Solution. Let ud denote $O$ the center of the circle $\omega$ and $\varphi=\angle P A R$. Since the triangle $Q A R$ is isosceles, we have $\angle A R Q=\varphi$ and $\angle P Q R=2 \varphi$. The central angle theorem (applying to the chord $P R$ ) also yields $\angle P O R=2 \varphi$. Thus the points $P, Q, O$ and $R$ are concyclic.

![](https://cdn.mathpix.com/cropped/2024_06_05_7e99b1556acc0291915eg-7.jpg?height=808&width=654&top_left_y=795&top_left_x=701)

Further, let us denote $\beta=\angle A B C$. Since $A P=A C$, we have $\angle A C P=\angle A P C=\beta$ and thus (by the central angle theorem) $\angle A O P=2 \beta$, which gives

$$
\angle P A O=\angle A P O=90^{\circ}-\beta=\angle O P Q
$$

Since $\angle A B S=\beta$, we furthermore have $\angle O S B=\angle O S Q=90^{\circ}-\beta$, which concludes $\angle O P Q=$ $\angle O S B$ and therefore also the points $P, Q, O$ and $S$ are concyclic.

From both paragraphs above it immediately follows the requested claim, i.e. the points $P, Q$, $R, S$ are concyclic, and the proof is done.

## Problem I-4

Determine the smallest positive integer $n$ for which the following statement holds true: From any $n$ consecutive integers one can select a non-empty set of consecutive integers such that their sum is divisible by 2019 .

## (proposed by Kartal Nagy, Hungary)

Answer. $n=340$.

Solution The prime factorization of 2019 is $3 \cdot 673$. Let $p=673$.

For each integer $k$, color the three numbers $k p-1, k p, k p+1$ red, and and the six numbers $k p+\frac{p-5}{2}, k p+\frac{p-3}{2}, k p+\frac{p-1}{2}, k p+\frac{p+1}{2}, k p+\frac{p+3}{2}, k p+\frac{p+5}{2}$ blue. Now the integers are colored periodically. In a period of length $p=673$, there are 3 red integers, then 332 uncolored integers, then 6 blue integers and finally 332 uncolored integers.

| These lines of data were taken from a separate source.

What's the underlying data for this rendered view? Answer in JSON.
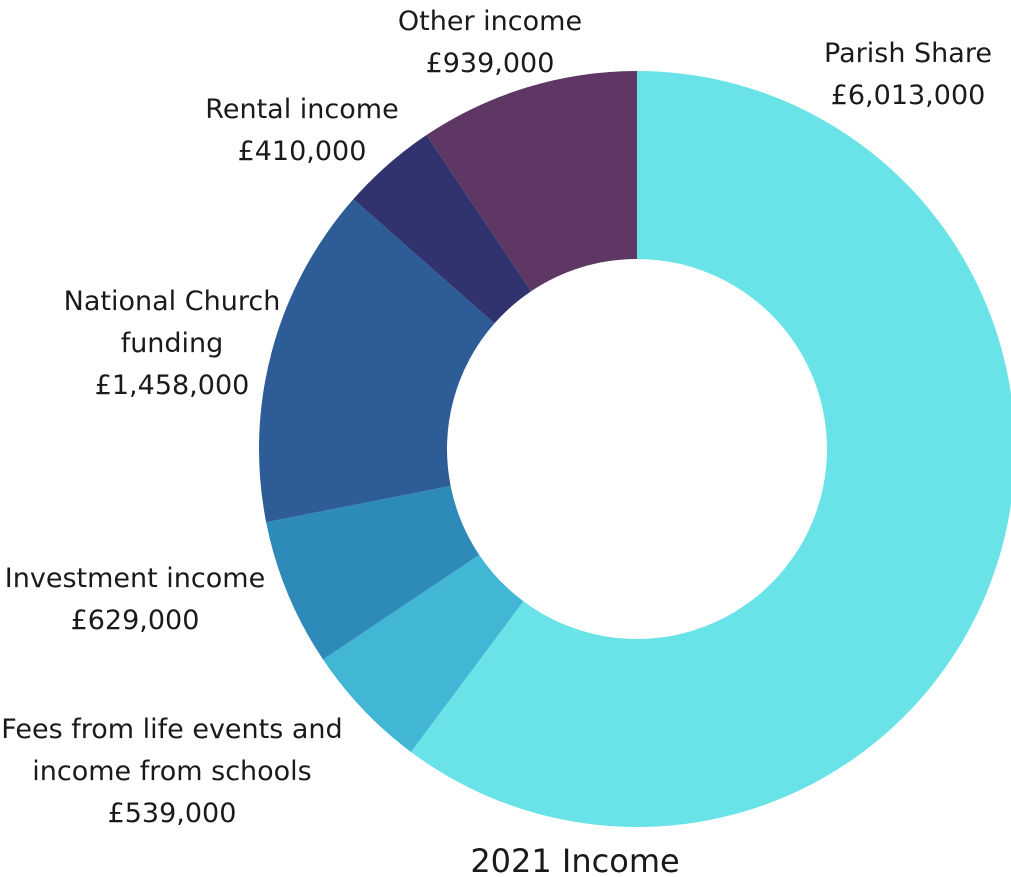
{
  "chart_data": {
    "type": "pie",
    "variant": "donut",
    "title": "2021 Income",
    "legend": "none",
    "slices": [
      {
        "name": "Parish Share",
        "label_lines": [
          "Parish Share",
          "£6,013,000"
        ],
        "value": 6013000,
        "color": "#69E3E7"
      },
      {
        "name": "Fees from life events and income from schools",
        "label_lines": [
          "Fees from life events and",
          "income from schools",
          "£539,000"
        ],
        "value": 539000,
        "color": "#42B6D5"
      },
      {
        "name": "Investment income",
        "label_lines": [
          "Investment income",
          "£629,000"
        ],
        "value": 629000,
        "color": "#2D8AB9"
      },
      {
        "name": "National Church funding",
        "label_lines": [
          "National Church",
          "funding",
          "£1,458,000"
        ],
        "value": 1458000,
        "color": "#2E5C96"
      },
      {
        "name": "Rental income",
        "label_lines": [
          "Rental income",
          "£410,000"
        ],
        "value": 410000,
        "color": "#30336D"
      },
      {
        "name": "Other income",
        "label_lines": [
          "Other income",
          "£939,000"
        ],
        "value": 939000,
        "color": "#5E3765"
      }
    ]
  }
}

The sum of the integers in a red interval is $3 k p=2019 \cdot k$, and the sum of the integers in a blue interval is $6\left(k p+\frac{p}{2}\right)=2019 \cdot(2 k+1)$. So if there is a colored interval (we mean a maximal one throughout) in the given $n$ consecutive integers, one can choose it. It is easy to see, that among any $340=332+(6-1)+(3-1)+1$ consecutive integers, there must be a colored interval. Thus the smallest $n$ (that we look for) satisfies $n \leq 340$.

Now we will show that it is not possible to choose consecutive integers in the desired way from the set $A=\{335,336, \ldots, 673\} . \quad(|A|=339$ and thus $n \geq 340$.) Assume that there exists $\{a, a+1, \ldots b\} \subseteq A$ such that

$$
2019 \left\lvert\, a+(a+1)+\cdots+b=\frac{(b-a+1)(a+b)}{2}\right.
$$

That means either $673 \mid b-a+1$, or $673 \mid a+b$. Since

$$
0<1 \leq b-a+1 \leq 339<673
$$

673 must divide $a+b$. Taking into account that

$$
671=335+336 \leq a+b \leq 673+673=2 \cdot 673
$$

we conclude that $a+b$ must be 673 or $2 \cdot 673$. It means either $a=335$ and $b=338$, or $a=336$ and $b=337$, or $a=b=673$. But $2019 \nmid 335+336+337+338=1346,2019 \nmid 336+337=673$ and $2019 \nmid 673$, a contradiction.

Comment. The same proof works for every odd number $m=p \cdot q$, where $p$ is a 'big' prime divisor of $m$. We need that $p>\sqrt{3 m}$. Then the answer is $n=\frac{p+3 q}{2}-1$.